New Garfield County oil and gas regulations before commissioners Tuesday
Garfield County commissioners are slated to consider a new set of oil and gas land-use regulations Tuesday afternoon related to the location of facilities such as well pads and accessory structures.
The proposed amendments to the county’s land-use code are in accordance with new state rules allowing for greater local control in certain cases when it comes to the location of facilities.
The Colorado Oil and Gas Conservation Commission (COGCC) adopted the new rules last year as part of the implementation of Senate Bill 181, which became law in 2019 and overhauled the way oil and gas development is regulated in Colorado.
Among the new provisions was to allow local governments to have a voice in regulating surface impacts associated with the industry.
“Historically, uses related specifically to oil and gas drilling and production are considered a by-right use in the county (Land Use Development Code), and were solely regulated by the COGCC,” according to a staff report outlining the proposed changes.
A major provision of the new state rules is a required 2,000-foot setback from homes and schools.

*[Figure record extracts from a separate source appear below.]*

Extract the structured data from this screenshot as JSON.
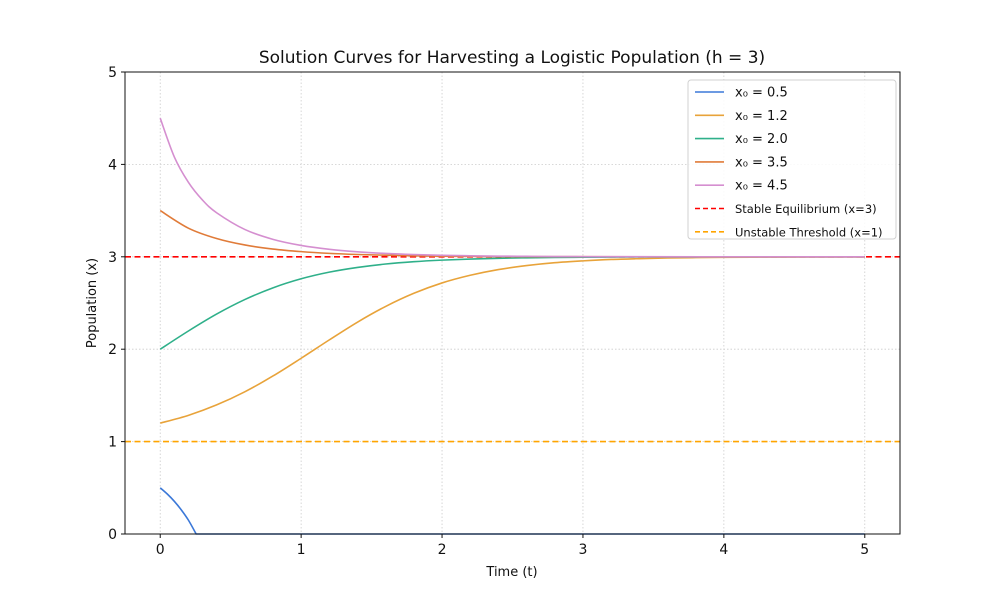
{
  "chart_data": {
    "type": "line",
    "title": "Solution Curves for Harvesting a Logistic Population (h = 3)",
    "xlabel": "Time (t)",
    "ylabel": "Population (x)",
    "xlim": [
      -0.25,
      5.25
    ],
    "ylim": [
      0,
      5
    ],
    "xticks": [
      "0",
      "1",
      "2",
      "3",
      "4",
      "5"
    ],
    "yticks": [
      "0",
      "1",
      "2",
      "3",
      "4",
      "5"
    ],
    "grid": true,
    "legend_position": "top-right",
    "series": [
      {
        "name": "x₀ = 0.5",
        "color": "#3b78d8",
        "x": [
          0,
          0.05,
          0.1,
          0.15,
          0.2,
          0.255,
          5
        ],
        "y": [
          0.5,
          0.433,
          0.354,
          0.26,
          0.15,
          0,
          0
        ]
      },
      {
        "name": "x₀ = 1.2",
        "color": "#e8a33a",
        "x": [
          0,
          0.2,
          0.4,
          0.6,
          0.8,
          1.0,
          1.2,
          1.4,
          1.6,
          1.8,
          2.0,
          2.2,
          2.4,
          2.6,
          2.8,
          3.0,
          3.2,
          3.4,
          3.6,
          3.8,
          4.0,
          4.2,
          4.4,
          4.6,
          4.8,
          5.0
        ],
        "y": [
          1.2,
          1.284,
          1.397,
          1.539,
          1.71,
          1.902,
          2.101,
          2.293,
          2.463,
          2.605,
          2.717,
          2.8,
          2.862,
          2.905,
          2.936,
          2.956,
          2.971,
          2.98,
          2.987,
          2.991,
          2.994,
          2.996,
          2.997,
          2.998,
          2.999,
          2.999
        ]
      },
      {
        "name": "x₀ = 2.0",
        "color": "#2fb08a",
        "x": [
          0,
          0.2,
          0.4,
          0.6,
          0.8,
          1.0,
          1.2,
          1.4,
          1.6,
          1.8,
          2.0,
          2.2,
          2.4,
          2.6,
          2.8,
          3.0,
          3.2,
          3.4,
          3.6,
          3.8,
          4.0,
          5.0
        ],
        "y": [
          2.0,
          2.197,
          2.38,
          2.537,
          2.664,
          2.762,
          2.834,
          2.885,
          2.922,
          2.947,
          2.964,
          2.976,
          2.984,
          2.989,
          2.993,
          2.995,
          2.997,
          2.998,
          2.999,
          2.999,
          3.0,
          3.0
        ]
      },
      {
        "name": "x₀ = 3.5",
        "color": "#e07b39",
        "x": [
          0,
          0.2,
          0.4,
          0.6,
          0.8,
          1.0,
          1.2,
          1.4,
          1.6,
          1.8,
          2.0,
          2.2,
          2.4,
          2.6,
          2.8,
          3.0,
          4.0,
          5.0
        ],
        "y": [
          3.5,
          3.31,
          3.198,
          3.128,
          3.084,
          3.056,
          3.037,
          3.025,
          3.017,
          3.011,
          3.007,
          3.005,
          3.003,
          3.002,
          3.001,
          3.001,
          3.0,
          3.0
        ]
      },
      {
        "name": "x₀ = 4.5",
        "color": "#d58fd0",
        "x": [
          0,
          0.1,
          0.2,
          0.3,
          0.4,
          0.6,
          0.8,
          1.0,
          1.2,
          1.4,
          1.6,
          1.8,
          2.0,
          2.2,
          2.4,
          2.6,
          2.8,
          3.0,
          3.2,
          4.0,
          5.0
        ],
        "y": [
          4.5,
          4.081,
          3.806,
          3.614,
          3.477,
          3.296,
          3.189,
          3.123,
          3.081,
          3.054,
          3.036,
          3.024,
          3.016,
          3.011,
          3.007,
          3.005,
          3.003,
          3.002,
          3.001,
          3.0,
          3.0
        ]
      }
    ],
    "reference_lines": [
      {
        "name": "Stable Equilibrium (x=3)",
        "y": 3,
        "color": "#ff0000",
        "style": "dashed"
      },
      {
        "name": "Unstable Threshold (x=1)",
        "y": 1,
        "color": "#ffa500",
        "style": "dashed"
      }
    ]
  }
}
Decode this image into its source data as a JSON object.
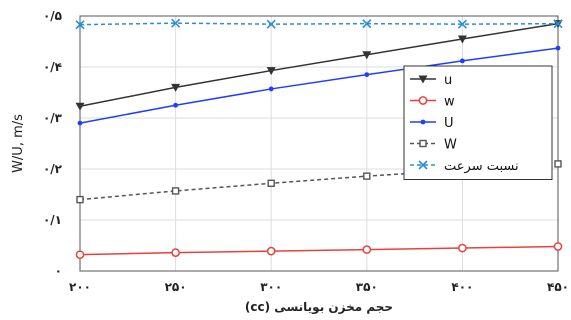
{
  "chart_data": {
    "type": "line",
    "xlabel": "حجم مخزن بویانسی (cc)",
    "ylabel": "W/U, m/s",
    "x": [
      200,
      250,
      300,
      350,
      400,
      450
    ],
    "x_tick_labels": [
      "۲۰۰",
      "۲۵۰",
      "۳۰۰",
      "۳۵۰",
      "۴۰۰",
      "۴۵۰"
    ],
    "xlim": [
      200,
      450
    ],
    "ylim": [
      0,
      0.5
    ],
    "y_ticks": [
      0,
      0.1,
      0.2,
      0.3,
      0.4,
      0.5
    ],
    "y_tick_labels": [
      "۰",
      "۰/۱",
      "۰/۲",
      "۰/۳",
      "۰/۴",
      "۰/۵"
    ],
    "grid": true,
    "legend_position": "center-right",
    "series": [
      {
        "name": "u",
        "values": [
          0.323,
          0.36,
          0.393,
          0.424,
          0.455,
          0.485
        ],
        "color": "#333333",
        "marker": "triangle-down",
        "dash": "solid"
      },
      {
        "name": "w",
        "values": [
          0.032,
          0.036,
          0.039,
          0.042,
          0.045,
          0.048
        ],
        "color": "#e8413c",
        "marker": "circle",
        "dash": "solid"
      },
      {
        "name": "U",
        "values": [
          0.29,
          0.325,
          0.357,
          0.385,
          0.412,
          0.437
        ],
        "color": "#1f3fff",
        "marker": "dot",
        "dash": "solid"
      },
      {
        "name": "W",
        "values": [
          0.14,
          0.157,
          0.172,
          0.186,
          0.198,
          0.21
        ],
        "color": "#555555",
        "marker": "square",
        "dash": "dashed"
      },
      {
        "name": "نسبت سرعت",
        "values": [
          0.483,
          0.486,
          0.484,
          0.485,
          0.484,
          0.485
        ],
        "color": "#2a8fd6",
        "marker": "x",
        "dash": "dashed"
      }
    ]
  }
}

However, companies can seek what’s called an “alternative location analysis,” which can be reviewed at the local level.
For the past several months, the county has been working with consultants including former COGCC director Matt Lepore, now with Insight Energy Law, to draft new local regulations that would allow for that to occur.
Under the proposed new local regulations, a permit would be required from Garfield County when:
- COGCC requires an Alternative Location Analysis (ALA) for a new location or modification to an approved location.
- The operator seeks a variance from noise or light standards.
- An operator requests a modification to a permit that originally required an ALA and that will require a new COGCC Form 2A to modify.
The new local permitting process would also apply to federally owned (Bureau of Land Management and U.S. Forest Service), state and private land, according to the staff report.
The Garfield County Planning Commission heard the proposed new rules on June 9 and voted unanimously to recommend that the Board of County Commissioners approve them. At that hearing, there were requests from the public to increase the development setback from an existing reclaimed abandoned well from 25 feet to 350 feet. The Planning Commission did not incorporate that provision.
County commissioners are scheduled to have a public hearing on the new oil and gas rules at 1 p.m. Tuesday at the Garfield County Administration Building in downtown Glenwood Springs. Meetings are also conducted via Zoom.